I believe that much of the exhaustion people with ADHD describe has far more to do with decision making than it does with motivation.


The clients I work with are not stuck because they don’t care or aren’t trying hard enough; they are worn down because daily life now involves a constant stream of choices that don’t ever fully resolve. Money decisions sit alongside school decisions, work decisions, health decisions, and the low-level admin that never quite gets finished but still has to be mentally tracked somewhere in the background.


For an ADHD brain, decisions don’t stay contained – they branch off, reopen themselves later on, and compete for attention while you are trying to focus on something else. Even deciding to come back to something later has a cost, because it still has to be remembered, monitored, and re-evaluated.
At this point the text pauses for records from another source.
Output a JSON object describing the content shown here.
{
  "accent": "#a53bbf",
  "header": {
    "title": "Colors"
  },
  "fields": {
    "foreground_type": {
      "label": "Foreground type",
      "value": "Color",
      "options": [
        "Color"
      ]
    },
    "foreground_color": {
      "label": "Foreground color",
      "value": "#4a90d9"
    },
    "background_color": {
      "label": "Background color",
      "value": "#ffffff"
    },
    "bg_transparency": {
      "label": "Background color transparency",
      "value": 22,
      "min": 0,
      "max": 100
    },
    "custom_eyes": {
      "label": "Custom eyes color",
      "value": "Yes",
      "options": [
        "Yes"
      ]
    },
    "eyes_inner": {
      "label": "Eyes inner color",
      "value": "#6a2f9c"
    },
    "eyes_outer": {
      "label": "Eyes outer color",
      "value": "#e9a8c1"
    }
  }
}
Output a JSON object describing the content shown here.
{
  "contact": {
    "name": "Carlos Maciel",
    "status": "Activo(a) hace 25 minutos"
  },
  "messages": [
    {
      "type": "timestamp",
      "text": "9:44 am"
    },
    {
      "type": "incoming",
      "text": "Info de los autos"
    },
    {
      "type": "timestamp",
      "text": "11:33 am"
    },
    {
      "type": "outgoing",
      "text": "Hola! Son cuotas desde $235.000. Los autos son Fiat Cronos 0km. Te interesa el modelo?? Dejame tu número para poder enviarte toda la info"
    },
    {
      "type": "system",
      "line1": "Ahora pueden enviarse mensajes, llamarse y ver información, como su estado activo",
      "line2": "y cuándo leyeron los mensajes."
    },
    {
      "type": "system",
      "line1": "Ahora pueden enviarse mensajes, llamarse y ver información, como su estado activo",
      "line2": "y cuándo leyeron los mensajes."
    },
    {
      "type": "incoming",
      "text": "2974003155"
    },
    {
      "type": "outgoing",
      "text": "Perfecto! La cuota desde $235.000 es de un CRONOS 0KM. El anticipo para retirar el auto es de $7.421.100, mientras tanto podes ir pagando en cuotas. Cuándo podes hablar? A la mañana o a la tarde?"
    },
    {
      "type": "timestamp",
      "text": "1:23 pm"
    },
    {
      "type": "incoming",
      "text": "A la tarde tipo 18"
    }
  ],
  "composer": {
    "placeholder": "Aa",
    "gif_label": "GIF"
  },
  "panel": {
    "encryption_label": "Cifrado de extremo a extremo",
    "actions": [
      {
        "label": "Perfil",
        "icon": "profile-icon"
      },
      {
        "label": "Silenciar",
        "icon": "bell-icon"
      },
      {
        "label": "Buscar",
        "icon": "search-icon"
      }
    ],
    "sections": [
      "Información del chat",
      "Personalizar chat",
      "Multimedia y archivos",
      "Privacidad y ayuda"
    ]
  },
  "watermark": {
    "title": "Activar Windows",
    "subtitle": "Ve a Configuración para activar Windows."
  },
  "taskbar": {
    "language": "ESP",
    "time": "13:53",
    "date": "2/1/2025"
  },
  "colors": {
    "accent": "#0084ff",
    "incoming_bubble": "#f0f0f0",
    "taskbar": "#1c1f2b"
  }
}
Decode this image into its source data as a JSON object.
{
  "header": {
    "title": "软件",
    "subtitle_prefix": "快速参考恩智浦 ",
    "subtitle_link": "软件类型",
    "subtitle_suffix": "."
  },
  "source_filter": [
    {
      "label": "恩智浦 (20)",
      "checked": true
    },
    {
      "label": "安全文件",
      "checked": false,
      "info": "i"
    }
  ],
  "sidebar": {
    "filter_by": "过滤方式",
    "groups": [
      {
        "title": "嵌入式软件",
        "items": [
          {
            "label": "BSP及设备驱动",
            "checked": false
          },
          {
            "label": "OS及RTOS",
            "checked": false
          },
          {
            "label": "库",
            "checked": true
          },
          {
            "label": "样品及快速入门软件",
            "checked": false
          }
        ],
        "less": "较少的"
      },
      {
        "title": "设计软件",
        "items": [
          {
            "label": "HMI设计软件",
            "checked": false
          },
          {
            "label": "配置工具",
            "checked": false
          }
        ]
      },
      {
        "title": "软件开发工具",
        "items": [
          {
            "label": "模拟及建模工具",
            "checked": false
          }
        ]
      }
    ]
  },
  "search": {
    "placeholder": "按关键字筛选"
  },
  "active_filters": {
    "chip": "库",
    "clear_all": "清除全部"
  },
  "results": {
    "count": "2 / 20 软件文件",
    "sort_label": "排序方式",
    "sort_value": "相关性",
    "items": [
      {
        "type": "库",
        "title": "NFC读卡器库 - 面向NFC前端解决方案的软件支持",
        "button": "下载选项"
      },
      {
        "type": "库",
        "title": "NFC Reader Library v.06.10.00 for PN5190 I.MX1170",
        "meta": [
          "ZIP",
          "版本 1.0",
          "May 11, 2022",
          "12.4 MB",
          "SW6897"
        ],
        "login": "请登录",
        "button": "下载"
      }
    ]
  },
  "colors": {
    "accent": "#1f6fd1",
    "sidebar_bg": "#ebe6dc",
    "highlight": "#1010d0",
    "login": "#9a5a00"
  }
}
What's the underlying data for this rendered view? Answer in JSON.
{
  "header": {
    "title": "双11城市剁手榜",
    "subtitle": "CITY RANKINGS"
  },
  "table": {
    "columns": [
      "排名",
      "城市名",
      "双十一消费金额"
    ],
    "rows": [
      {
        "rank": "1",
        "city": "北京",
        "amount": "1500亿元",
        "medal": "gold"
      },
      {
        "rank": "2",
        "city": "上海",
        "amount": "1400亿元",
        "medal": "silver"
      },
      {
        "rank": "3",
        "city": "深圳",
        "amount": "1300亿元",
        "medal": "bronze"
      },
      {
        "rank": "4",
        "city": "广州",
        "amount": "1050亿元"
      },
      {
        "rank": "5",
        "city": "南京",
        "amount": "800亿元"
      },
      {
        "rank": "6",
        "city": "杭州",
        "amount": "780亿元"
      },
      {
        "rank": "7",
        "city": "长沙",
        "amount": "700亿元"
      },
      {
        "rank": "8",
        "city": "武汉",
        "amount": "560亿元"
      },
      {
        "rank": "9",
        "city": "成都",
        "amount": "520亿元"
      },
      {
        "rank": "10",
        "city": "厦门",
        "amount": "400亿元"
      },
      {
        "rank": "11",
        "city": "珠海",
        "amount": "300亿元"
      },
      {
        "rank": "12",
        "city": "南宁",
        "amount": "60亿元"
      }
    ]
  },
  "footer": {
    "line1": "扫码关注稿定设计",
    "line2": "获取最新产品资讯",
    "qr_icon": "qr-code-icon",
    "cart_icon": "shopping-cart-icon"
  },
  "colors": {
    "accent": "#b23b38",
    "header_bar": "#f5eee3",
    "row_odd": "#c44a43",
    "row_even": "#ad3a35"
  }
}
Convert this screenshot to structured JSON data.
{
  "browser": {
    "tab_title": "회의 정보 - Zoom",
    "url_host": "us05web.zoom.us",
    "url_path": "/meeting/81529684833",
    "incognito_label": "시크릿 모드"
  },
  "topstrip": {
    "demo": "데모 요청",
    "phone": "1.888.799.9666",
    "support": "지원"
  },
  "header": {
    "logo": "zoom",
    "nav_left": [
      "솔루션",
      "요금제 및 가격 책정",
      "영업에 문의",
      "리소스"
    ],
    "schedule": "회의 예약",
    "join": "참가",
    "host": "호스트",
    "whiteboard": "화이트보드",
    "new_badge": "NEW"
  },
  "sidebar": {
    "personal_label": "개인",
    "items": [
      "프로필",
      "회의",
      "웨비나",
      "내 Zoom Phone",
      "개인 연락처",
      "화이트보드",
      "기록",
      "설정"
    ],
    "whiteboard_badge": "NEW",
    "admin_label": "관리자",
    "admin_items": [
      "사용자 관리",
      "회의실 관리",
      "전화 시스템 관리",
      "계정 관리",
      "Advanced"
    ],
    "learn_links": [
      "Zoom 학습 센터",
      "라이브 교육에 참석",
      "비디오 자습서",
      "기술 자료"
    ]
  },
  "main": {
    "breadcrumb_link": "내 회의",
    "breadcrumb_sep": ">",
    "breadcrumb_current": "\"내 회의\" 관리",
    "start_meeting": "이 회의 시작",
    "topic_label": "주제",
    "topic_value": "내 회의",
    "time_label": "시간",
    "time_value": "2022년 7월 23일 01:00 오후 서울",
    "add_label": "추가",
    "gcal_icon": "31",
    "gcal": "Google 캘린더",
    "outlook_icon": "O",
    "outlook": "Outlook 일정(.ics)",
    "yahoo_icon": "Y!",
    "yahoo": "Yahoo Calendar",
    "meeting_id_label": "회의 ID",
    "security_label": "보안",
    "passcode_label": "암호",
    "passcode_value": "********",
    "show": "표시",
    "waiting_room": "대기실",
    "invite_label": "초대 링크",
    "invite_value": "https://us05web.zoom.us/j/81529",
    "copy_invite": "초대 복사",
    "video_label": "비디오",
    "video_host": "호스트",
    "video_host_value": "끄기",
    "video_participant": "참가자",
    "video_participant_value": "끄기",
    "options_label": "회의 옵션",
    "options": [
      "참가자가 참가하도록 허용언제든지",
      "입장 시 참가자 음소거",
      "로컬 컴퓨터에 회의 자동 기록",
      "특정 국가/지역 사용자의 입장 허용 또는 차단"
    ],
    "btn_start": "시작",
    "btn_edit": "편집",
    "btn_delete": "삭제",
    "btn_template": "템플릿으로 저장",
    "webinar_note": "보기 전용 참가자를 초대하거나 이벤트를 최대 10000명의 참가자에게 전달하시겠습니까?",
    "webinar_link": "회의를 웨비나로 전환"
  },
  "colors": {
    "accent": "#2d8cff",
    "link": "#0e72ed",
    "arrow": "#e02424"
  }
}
This is why so many people tell me they feel permanently tired even on days where very little seems to have happened. The energy has already gone into deciding what to respond to, what to delay, what can safely be ignored for now, and what feels too risky to get wrong.


So what can help?


Sharing the load is a big one. A shared calendar at home, where everyone can see what is happening and what needs to be done, can take a surprising amount of strain away. Lowering expectations also matters; aiming for ‘done’ rather than perfect can significantly reduce pressure when capacity is already stretched. And when things start to feel unmanageable, asking for help is not a failure, it is often the most practical way to protect your energy.


These are not abstract ideas for me, they are things I use myself. My wife and I rely on a shared Google calendar so we both know where everyone is meant to be and what needs doing, and when my workload becomes too much alongside everything else, I delegate tasks to my PA. They are small adjustments, but they make daily life feel more manageable, and over time that difference really adds up.